The long and relentlessly negative campaign is making all the GOP candidates less likable to independent voters, who will probably determine the outcome of this fall's general election.
Ben Adler:
But it’s unusual, even bizarre, how it is virtually assumed that the Republican nominee this year will ask Senator Marco Rubio (R-FL) to be his running mate. Candidates are usually coy about whom they might put on their ticket, but in a recent debate in Florida Newt Gingrich openly said he has Rubio in mind. He has consistently led the Intrade market for the Republican vice-presidential nomination for months. [...] And what is it that he embodies? Most prominently it is the false hope that the Republican Party can win over Latino voters. [...]
It’s all kind of sad. They so earnestly chase after Latino voters, when they won’t have a chance of winning them. The Republican Party’s embrace of harsh language and policies toward undocumented immigrants does not help. Nor does their record of favoring the interests of the wealthy over everyone else.
And Republicans seem completely unaware of the diversity of the Latino community. Rubio is Cuban-American. Politically, that does not mean he has anything more in common with Puerto Ricans, Dominicans, or Mexicans. Cuban-Americans are much more Republican and conservative than other Latino immigrant groups.
The New York Times:
Even in the ultrapolarized atmosphere of Capitol Hill, it should be possible to secure broad bipartisan agreement on reauthorizing the Violence Against Women Act, the 1994 law at the center of the nation’s efforts to combat domestic violence, sexual assault and stalking.[...] Yet not a single Republican on the Senate Judiciary Committee voted in favor last week when the committee approved a well-crafted reauthorization bill introduced by its chairman, Senator Patrick Leahy, and Senator Michael Crapo, a Republican of Idaho, who is not on the committee. [...]

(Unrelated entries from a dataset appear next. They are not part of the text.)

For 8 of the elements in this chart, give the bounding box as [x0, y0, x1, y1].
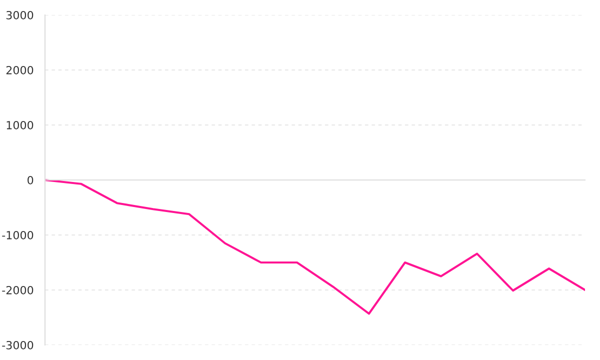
y-tick-label: -1000 [2, 230, 34, 240]
y-tick-label: 0 [28, 176, 34, 184]
y-tick-label: 1000 [6, 120, 34, 130]
y-tick-label: -3000 [2, 340, 34, 350]
y-tick-label: 3000 [6, 10, 34, 20]
y-tick-label: 2000 [6, 66, 34, 74]
line-series [45, 178, 585, 315]
y-tick-label: -2000 [2, 286, 34, 294]
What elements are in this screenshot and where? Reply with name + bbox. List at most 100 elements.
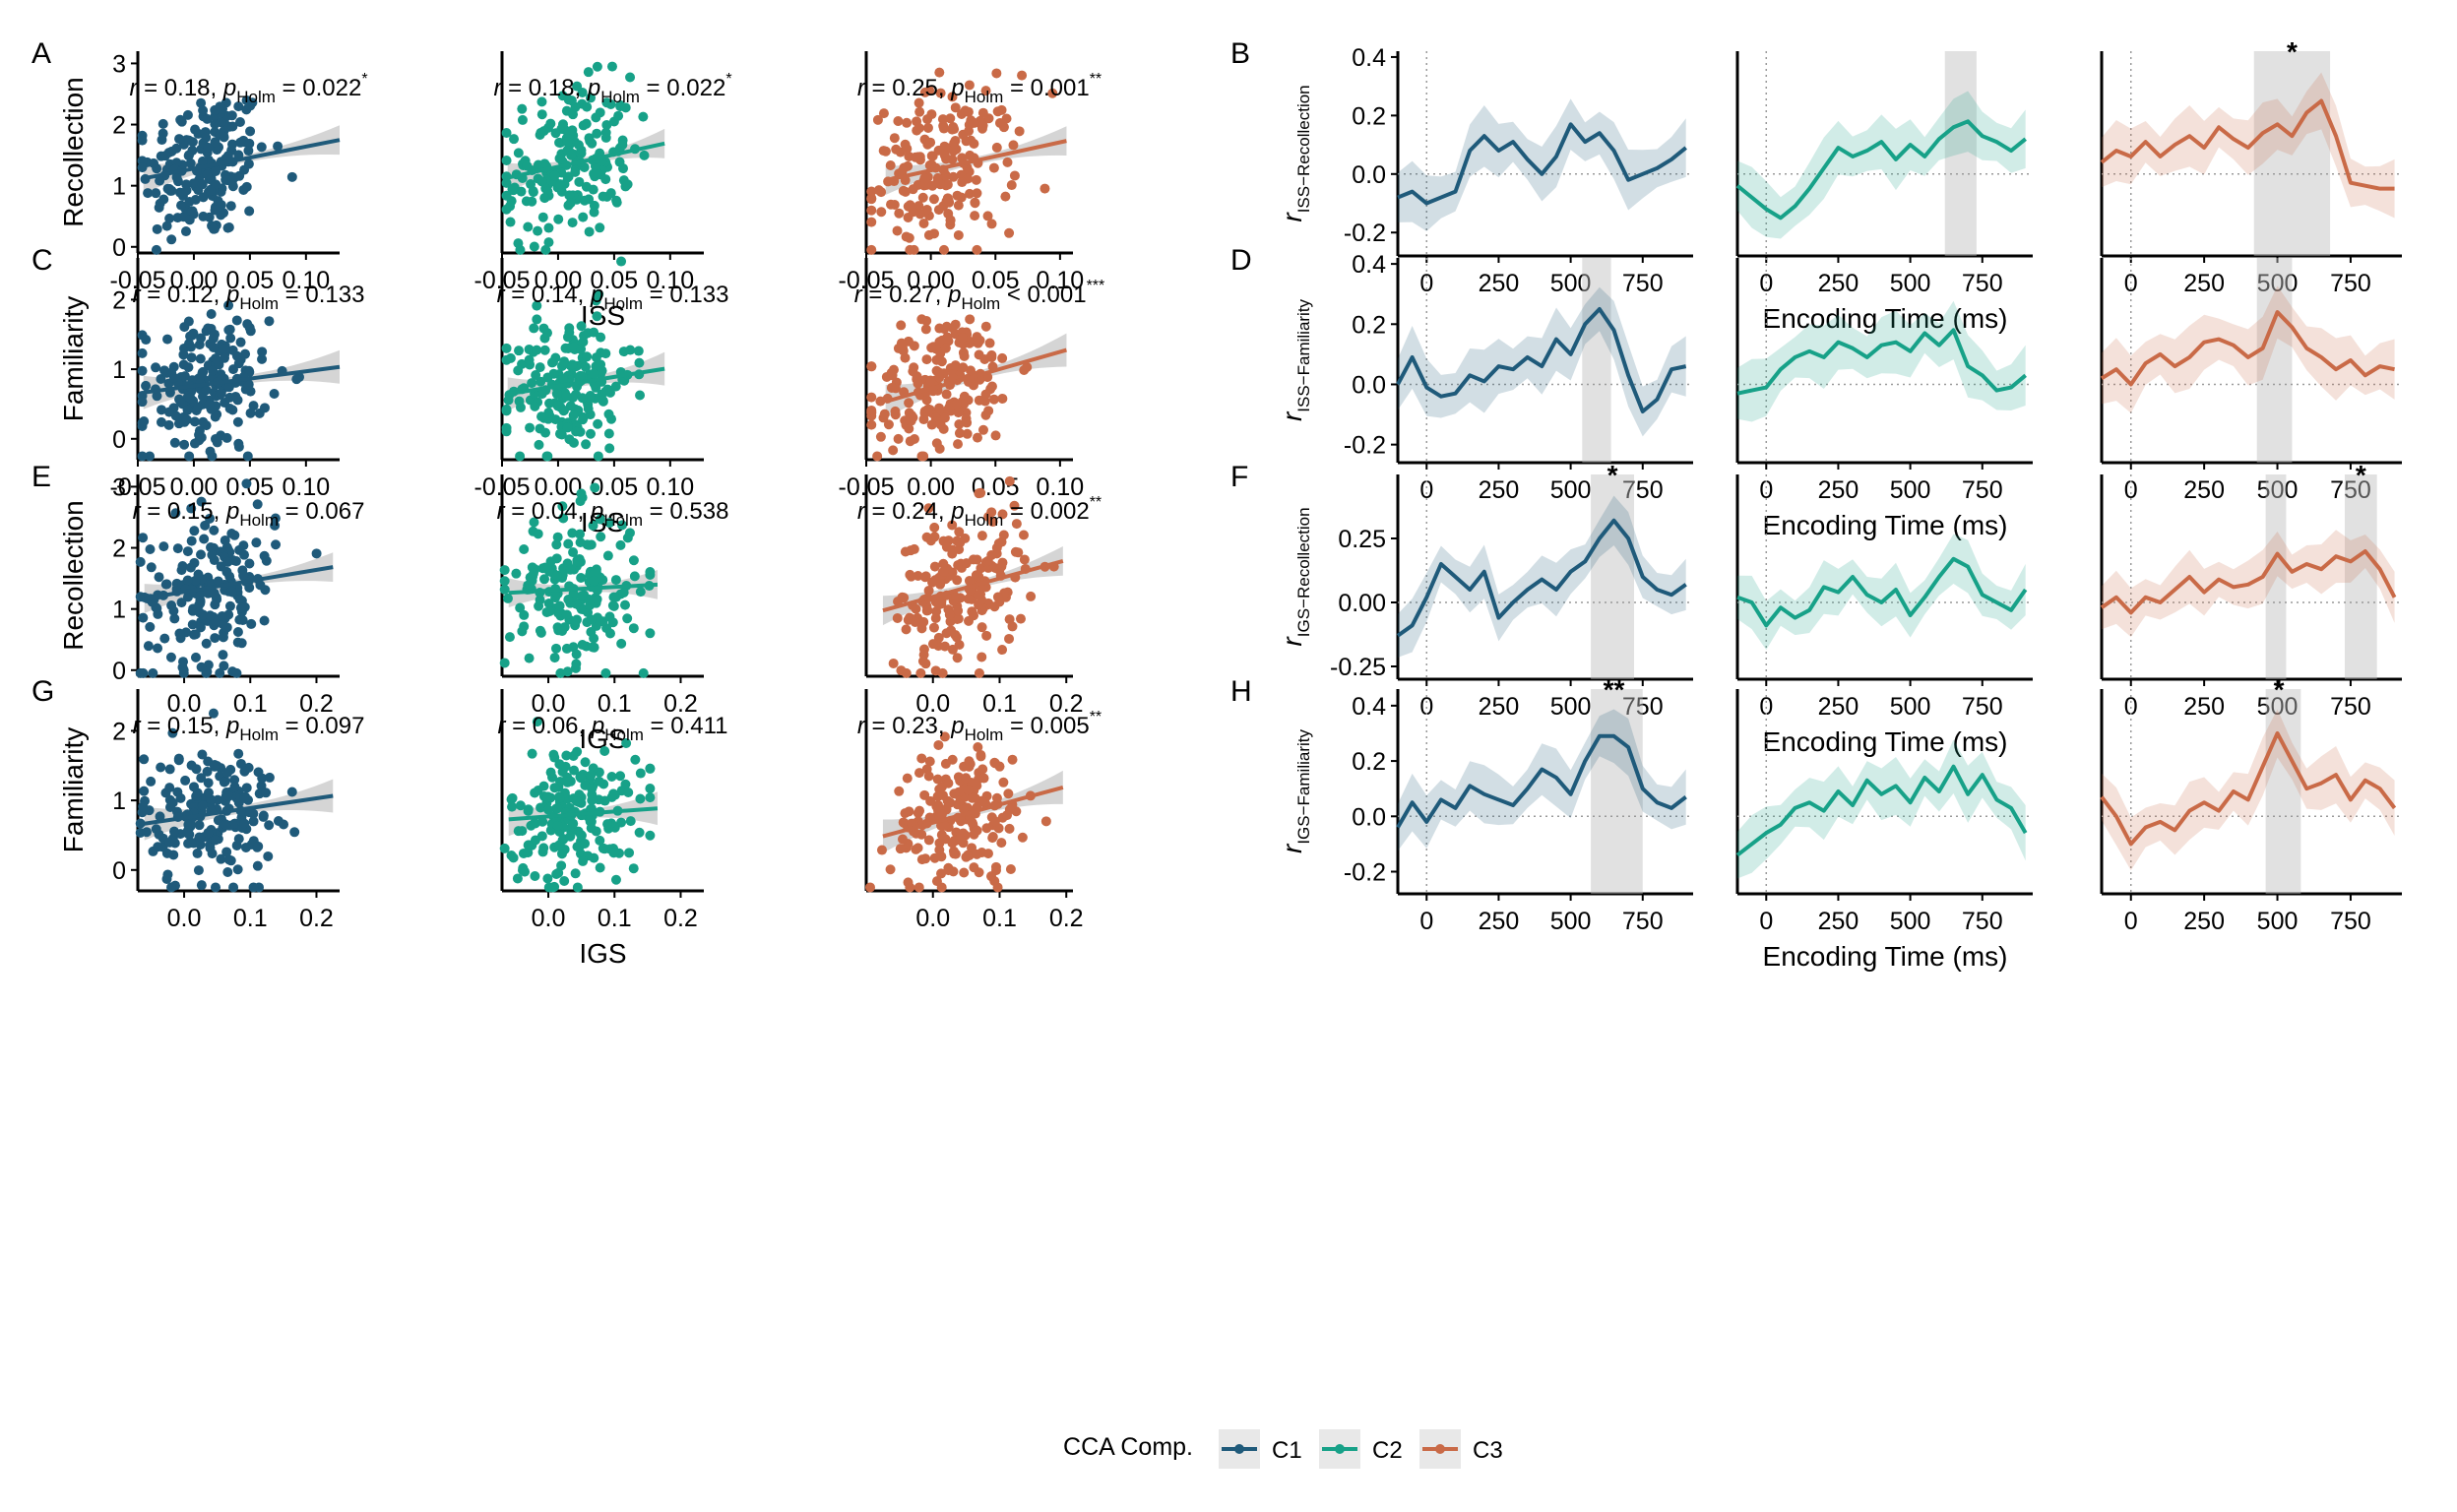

Mustering the 60 votes needed to get the bill through the full Senate will not be easy, even though previous reauthorizations were approved by unanimous consent. Recalcitrant Republicans should be made to explain to voters why they refuse to get behind the federal fight against domestic violence and sexual assaults.
Jack Linden:
If the only goal of the Republican Party is to make sure that the president is either a one-term president or that he fails, what does this say about the party? Is the party so concentrated on that objective that they cannot help America and Americans get out of the economic situation we are now in? Most of the verbiage that they are spouting does nothing to answer the questions facing Americans now and in the immediate future.
We need specifics if we are to truly evaluate their candidacies. We need to know what they are for, not always for what they are against. Is it fair to the American electorate to ask them to vote against rather than for? Americans need specifics of how the candidates would govern if elected, not generalizations about what they are against.
Perhaps in the coming months, the Republican primaries will be about specifics and not about making President Obama a one term president. Perhaps it might be that the candidates will want America and Americans to win and not just the Republican Party.
Richard Stevenson:
If Mr. Obama was naïve back in 2008, as many Republicans asserted at the time, he is a lot less so now. If he aspired to post-partisanship when he took the oath of office, as many of his admirers hoped, he is much more openly combative now. If he thought then that he could change how Washington works – a proposition viewed skeptically, to say the least, by many experienced people in both parties — he has opted, for now, to play by its existing rules.
If circumstances and his own political skill allowed him to run in 2008 as something other than an ordinary politician, this time around he faces all the challenges, and carries much of the baggage, of any other standard-issue Democrat. To the degree that he and his team ever fully bought into the image they created of him as a transformational figure, it has given way to a practical focus on holding together a center-left coalition that can get them to 270 electoral votes exactly 270 days from today.